Primary Treatment Options for Primary Nephrotic Syndrome: A Comprehensive Guide
Managing primary nephrotic syndrome largely depends on identifying the underlying pathological subtype, as treatment strategies vary significantly based on histological findings. Accurate diagnosis through kidney biopsy is essential to guide appropriate therapeutic decisions and improve long-term outcomes.
Treatment Based on Pathological Subtypes
One of the most common causes of primary nephrotic syndrome in adults and children is minimal change disease (MCD). In such cases, corticosteroids remain the first-line treatment. The standard approach involves administering a sufficient initial dose—typically prednisone at 1 mg/kg/day (or up to 60–80 mg daily) for adults—over a period of 4 to 6 weeks. This ensures maximal suppression of immune-mediated podocyte injury.
Corticosteroid Management Principles
To optimize efficacy and reduce relapse rates, clinicians follow three key principles: sufficient starting dose, slow tapering, and prolonged maintenance. After achieving remission—confirmed by sustained reduction in proteinuria and improved serum albumin levels—the steroid dosage should be gradually reduced over several months. Abrupt discontinuation increases the risk of relapse. Response to therapy is closely monitored using serial measurements of 24-hour urinary protein excretion and serum albumin concentration, which help determine whether dose adjustments or alternative therapies are needed.
Management of Membranous Nephropathy
In patients with nephrotic syndrome caused by primary membranous nephropathy (MN), treatment decisions depend heavily on individual risk stratification. For those classified as low-risk—defined as having urine protein less than 4 grams per 24 hours, preserved kidney function (eGFR >60 mL/min/1.73m²), and no signs of progressive disease—a conservative "watchful waiting" strategy is recommended for approximately six months.

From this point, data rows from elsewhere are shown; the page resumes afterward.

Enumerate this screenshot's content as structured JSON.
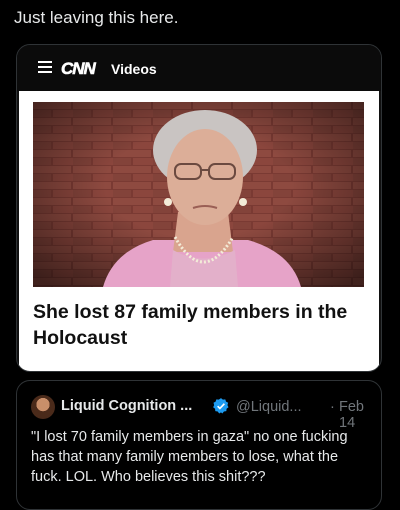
{
  "post": {
    "text": "Just leaving this here."
  },
  "embed": {
    "brand": "CNN",
    "section": "Videos",
    "headline": "She lost 87 family members in the Holocaust",
    "thumbnail_description_icon": "video-thumbnail"
  },
  "quote": {
    "display_name": "Liquid Cognition ...",
    "handle": "@Liquid...",
    "separator": "·",
    "date": "Feb 14",
    "text": "\"I lost 70 family members in gaza\"  no one fucking has that many family members to lose, what the fuck. LOL. Who believes this shit???"
  },
  "colors": {
    "background": "#000000",
    "verified_badge": "#1d9bf0",
    "muted_text": "#71767b",
    "primary_text": "#e7e9ea"
  }
}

During this observation period, regular monitoring includes assessment of proteinuria trends, renal function, and potential complications such as thromboembolism or hyperlipidemia. Notably, about 30% of low-risk MN patients experience spontaneous remission without immunosuppressive therapy, making early intervention unnecessary in these cases.
Immunosuppressive Therapy for High-Risk Patients
If significant proteinuria persists beyond six months or if the patient is initially categorized as high-risk (e.g., rising creatinine, nephrotic-range proteinuria, or rapid decline in eGFR), immunosuppressive therapy becomes necessary. The preferred regimens often include a combination of corticosteroids and cyclophosphamide, administered over several months. Alternatively, protocols involving cyclosporine A may be used, especially in patients who cannot tolerate alkylating agents. These treatments aim to induce complete or partial remission, thereby reducing long-term risks of end-stage renal disease.
Supportive Care and Blood Pressure Control
Regardless of the underlying pathology, all patients with nephrotic syndrome require comprehensive supportive care. One of the most critical components is blood pressure management. Maintaining blood pressure below 130/80 mmHg has been shown to slow disease progression and reduce cardiovascular risk.
The use of ACE inhibitors (angiotensin-converting enzyme inhibitors) or ARBs (angiotensin II receptor blockers) is strongly recommended due to their dual benefits: effective antihypertensive action and reduction of proteinuria via modulation of intraglomerular pressure. These medications also offer renoprotective effects that extend beyond blood pressure control alone.
In addition to pharmacologic interventions, lifestyle modifications—including sodium restriction, moderate protein intake, lipid-lowering therapy when indicated, and vaccination against encapsulated organisms—are integral parts of a holistic treatment plan. Regular follow-up with a nephrologist ensures timely detection of complications and optimization of therapy tailored to each patient's clinical course.